Im Kelleramt war im Frühling über längere Zeit alles geschlossen, selbst Spielplätze waren abgesperrt. Es gab für die Jugendlichen keine sinnvollen Freizeitaktivitäten bzw. keine ansprechenden Plätze, um Zeit zu verbringen. Einzig in der Gemeinde Unterlunkhofen herrschten etwas lockerere Bestimmungen. Da die Jugendlichen trotzdem etwas erleben wollen, haben sie kurzum andere Gemeinden aufgesucht. Aus diesem Grund haben wir gemeinsam mit den Gemeinden des Kelleramts vor dem Sommer beschlossen, dass es einen anderen Weg braucht. Wir wollten unsere Verantwortung, auch im Bereich der Suchtprävention, wieder wahrnehmen.
Wie geht das Team mit der speziellen Situation um?
Es gab einige Veränderungen, manche Coachs haben das Projekt verlassen, jedoch kamen auch neue dazu.

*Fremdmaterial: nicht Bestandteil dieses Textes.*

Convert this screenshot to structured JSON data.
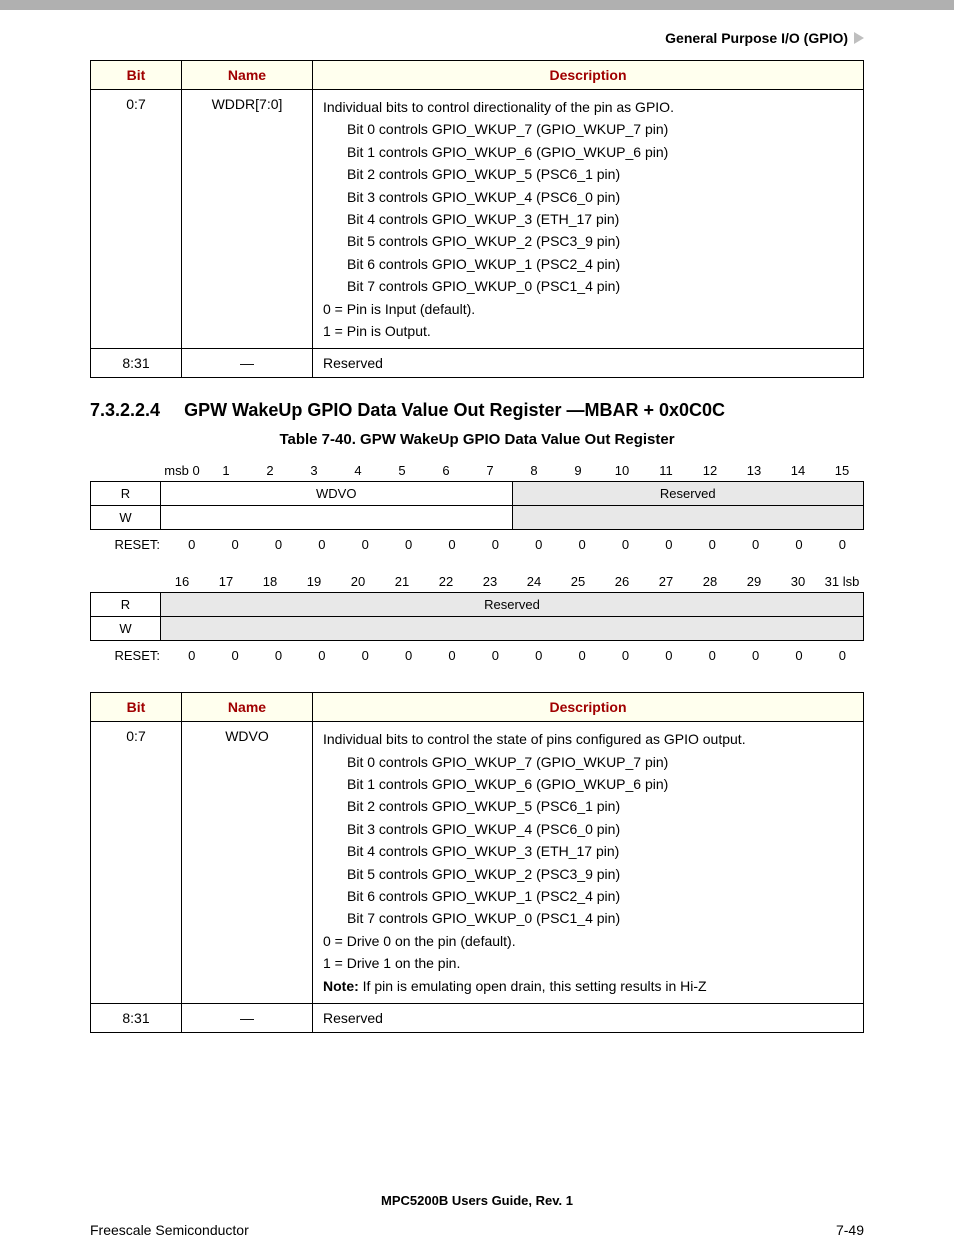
{
  "header": {
    "chapter": "General Purpose I/O (GPIO)"
  },
  "table1": {
    "headers": {
      "bit": "Bit",
      "name": "Name",
      "desc": "Description"
    },
    "rows": [
      {
        "bit": "0:7",
        "name": "WDDR[7:0]",
        "intro": "Individual bits to control directionality of the pin as GPIO.",
        "lines": [
          "Bit 0 controls GPIO_WKUP_7 (GPIO_WKUP_7 pin)",
          "Bit 1 controls GPIO_WKUP_6 (GPIO_WKUP_6 pin)",
          "Bit 2 controls GPIO_WKUP_5 (PSC6_1 pin)",
          "Bit 3 controls GPIO_WKUP_4 (PSC6_0 pin)",
          "Bit 4 controls GPIO_WKUP_3 (ETH_17 pin)",
          "Bit 5 controls GPIO_WKUP_2 (PSC3_9 pin)",
          "Bit 6 controls GPIO_WKUP_1 (PSC2_4 pin)",
          "Bit 7 controls GPIO_WKUP_0 (PSC1_4 pin)"
        ],
        "trail": [
          "0 = Pin is Input  (default).",
          "1 = Pin is Output."
        ]
      },
      {
        "bit": "8:31",
        "name": "—",
        "intro": "Reserved",
        "lines": [],
        "trail": []
      }
    ]
  },
  "section": {
    "num": "7.3.2.2.4",
    "title": "GPW WakeUp GPIO Data Value Out Register —MBAR + 0x0C0C"
  },
  "caption": "Table 7-40. GPW WakeUp GPIO Data Value Out Register",
  "reg": {
    "bits_hi": [
      "msb 0",
      "1",
      "2",
      "3",
      "4",
      "5",
      "6",
      "7",
      "8",
      "9",
      "10",
      "11",
      "12",
      "13",
      "14",
      "15"
    ],
    "bits_lo": [
      "16",
      "17",
      "18",
      "19",
      "20",
      "21",
      "22",
      "23",
      "24",
      "25",
      "26",
      "27",
      "28",
      "29",
      "30",
      "31 lsb"
    ],
    "rw_r": "R",
    "rw_w": "W",
    "reset_label": "RESET:",
    "seg_hi": [
      {
        "span": 8,
        "label": "WDVO",
        "reserved": false
      },
      {
        "span": 8,
        "label": "Reserved",
        "reserved": true
      }
    ],
    "seg_lo": [
      {
        "span": 16,
        "label": "Reserved",
        "reserved": true
      }
    ],
    "reset_hi": [
      "0",
      "0",
      "0",
      "0",
      "0",
      "0",
      "0",
      "0",
      "0",
      "0",
      "0",
      "0",
      "0",
      "0",
      "0",
      "0"
    ],
    "reset_lo": [
      "0",
      "0",
      "0",
      "0",
      "0",
      "0",
      "0",
      "0",
      "0",
      "0",
      "0",
      "0",
      "0",
      "0",
      "0",
      "0"
    ]
  },
  "table2": {
    "headers": {
      "bit": "Bit",
      "name": "Name",
      "desc": "Description"
    },
    "rows": [
      {
        "bit": "0:7",
        "name": "WDVO",
        "intro": "Individual bits to control the state of pins configured as GPIO output.",
        "lines": [
          "Bit 0 controls GPIO_WKUP_7 (GPIO_WKUP_7 pin)",
          "Bit 1 controls GPIO_WKUP_6 (GPIO_WKUP_6 pin)",
          "Bit 2 controls GPIO_WKUP_5 (PSC6_1 pin)",
          "Bit 3 controls GPIO_WKUP_4 (PSC6_0 pin)",
          "Bit 4 controls GPIO_WKUP_3 (ETH_17 pin)",
          "Bit 5 controls GPIO_WKUP_2 (PSC3_9 pin)",
          "Bit 6 controls GPIO_WKUP_1 (PSC2_4 pin)",
          "Bit 7 controls GPIO_WKUP_0 (PSC1_4 pin)"
        ],
        "trail": [
          "0 = Drive 0 on the pin (default).",
          "1 = Drive 1 on the pin."
        ],
        "note_label": "Note:",
        "note_text": "  If pin is emulating open drain, this setting results in Hi-Z"
      },
      {
        "bit": "8:31",
        "name": "—",
        "intro": "Reserved",
        "lines": [],
        "trail": []
      }
    ]
  },
  "footer": {
    "center": "MPC5200B Users Guide, Rev. 1",
    "left": "Freescale Semiconductor",
    "right": "7-49"
  }
}
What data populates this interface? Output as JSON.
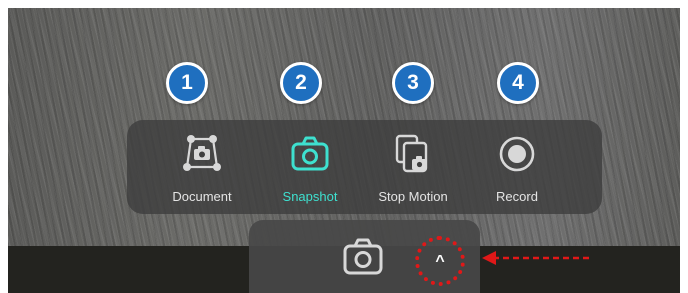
{
  "badges": [
    "1",
    "2",
    "3",
    "4"
  ],
  "modes": [
    {
      "label": "Document",
      "icon": "document-scan-icon",
      "active": false
    },
    {
      "label": "Snapshot",
      "icon": "camera-icon",
      "active": true
    },
    {
      "label": "Stop Motion",
      "icon": "stop-motion-icon",
      "active": false
    },
    {
      "label": "Record",
      "icon": "record-icon",
      "active": false
    }
  ],
  "bottom_bar": {
    "shutter_icon": "camera-icon",
    "expand_icon": "chevron-up-icon",
    "expand_glyph": "^"
  },
  "colors": {
    "active": "#3ee0cf",
    "badge": "#1f6fbf",
    "highlight": "#e01818"
  }
}
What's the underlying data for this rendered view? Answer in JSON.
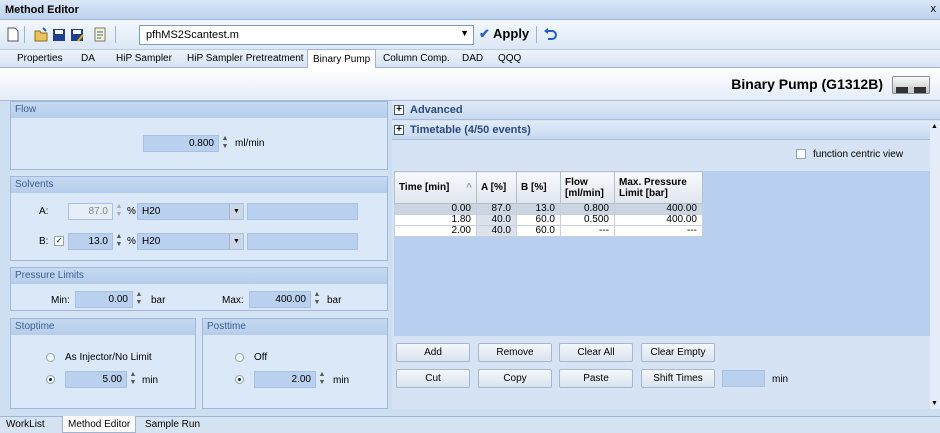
{
  "window": {
    "title": "Method Editor",
    "close": "x"
  },
  "toolbar": {
    "method_name": "pfhMS2Scantest.m",
    "apply_label": "Apply",
    "icons": [
      "new-icon",
      "open-icon",
      "save-icon",
      "save-as-icon",
      "audit-icon",
      "undo-icon"
    ]
  },
  "tabs": [
    "Properties",
    "DA",
    "HiP Sampler",
    "HiP Sampler Pretreatment",
    "Binary Pump",
    "Column Comp.",
    "DAD",
    "QQQ"
  ],
  "active_tab": "Binary Pump",
  "header": {
    "title": "Binary Pump (G1312B)"
  },
  "flow": {
    "title": "Flow",
    "value": "0.800",
    "unit": "ml/min"
  },
  "solvents": {
    "title": "Solvents",
    "a_label": "A:",
    "a_value": "87.0",
    "a_pct": "%",
    "a_solvent": "H20",
    "b_label": "B:",
    "b_value": "13.0",
    "b_pct": "%",
    "b_solvent": "H20",
    "b_checked": true
  },
  "pressure": {
    "title": "Pressure Limits",
    "min_label": "Min:",
    "min_value": "0.00",
    "max_label": "Max:",
    "max_value": "400.00",
    "unit": "bar"
  },
  "stoptime": {
    "title": "Stoptime",
    "option1": "As Injector/No Limit",
    "value": "5.00",
    "unit": "min"
  },
  "posttime": {
    "title": "Posttime",
    "option1": "Off",
    "value": "2.00",
    "unit": "min"
  },
  "advanced": {
    "label": "Advanced"
  },
  "timetable": {
    "label": "Timetable (4/50 events)",
    "function_centric": "function centric view",
    "columns": [
      "Time [min]",
      "A [%]",
      "B [%]",
      "Flow [ml/min]",
      "Max. Pressure Limit [bar]"
    ],
    "rows": [
      [
        "0.00",
        "87.0",
        "13.0",
        "0.800",
        "400.00"
      ],
      [
        "1.80",
        "40.0",
        "60.0",
        "0.500",
        "400.00"
      ],
      [
        "2.00",
        "40.0",
        "60.0",
        "---",
        "---"
      ]
    ]
  },
  "buttons": {
    "add": "Add",
    "remove": "Remove",
    "clear_all": "Clear All",
    "clear_empty": "Clear Empty",
    "cut": "Cut",
    "copy": "Copy",
    "paste": "Paste",
    "shift_times": "Shift Times",
    "shift_unit": "min"
  },
  "bottom_tabs": [
    "WorkList",
    "Method Editor",
    "Sample Run"
  ],
  "active_bottom_tab": "Method Editor"
}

Der Austausch zwischen allen Beteiligten ist rege, so werde ich oft kontaktiert und gefragt, wie es weitergeht. Die hohe Motivation hat mich überrascht und freut mich sehr.
Was auch erfreulich ist, ist, dass zwei der neuen Coachs sich in Zukunft sogar die Übernahme der Projektleitung vorstellen können.
Du hast ja schon viel erlebt in den letzten Jahren. Was waren deine Highlights?
Spontan kommt mir der Moment im letzten Sommer in den Sinn, als der Vertrag für das Midnight von den Gemeinden verlängert wurde, nachdem es eine Weile auf der Kippe stand. Die Erleichterung und Freude war gross. Ein anderes Highlight ist es, immer wieder zu sehen, wie die Jugendlichen sich entwickeln und wie sich die Nachfolge der Coachs immer ganz natürlich ergibt.
Welche Tipps hast du für andere Projektleiter*innen?
Das Wichtigste ist, dass man selbst Spass hat! Momentan geht das zwar nicht, doch im Normalfall sollte man an den Aktivitäten mitmachen, sich betätigen und die Stimmung geniessen. Auch ist es wichtig, zuzulassen, dass nicht alles nach dem eigenen Plan verläuft und dass man die Jugendlichen miteinbezieht. Sie wissen nämlich am besten, was gut ankommt.
Und noch etwas, kein Tipp, aber dennoch wichtig: Wenn man Fehler macht, wird einem schnell verziehen. Es herrscht nicht der selbe Druck wie unter Erwachsenen. Wenn man sich dem bewusst ist, kann man viel lockerer sein. Davon profitieren alle.
Was wünscht du dir für die nächste Saison?
Ich wünsche mir an erster Stelle, dass wir alle gesund bleiben und dass wir zurück zur Normalität finden und die Jugendliche ihre einmaligen „Jugendjahre“ wieder in vollen Zügen ausleben können.
Sergio Martin
Alter: 39
Wohnort: Jonen
Hobbys (evtl. auch neue seit Corona): allgemein Ballsportarten
Beruf: Bankangestellter
Die grösste Herausforderung, die Corona mit sich brachte: sehr viel Geduld und Flexibilität
Glücksorte und Glücksmomente in dieser Zeit: viel Zeit, die ich mit meiner Familie verbringen durfte.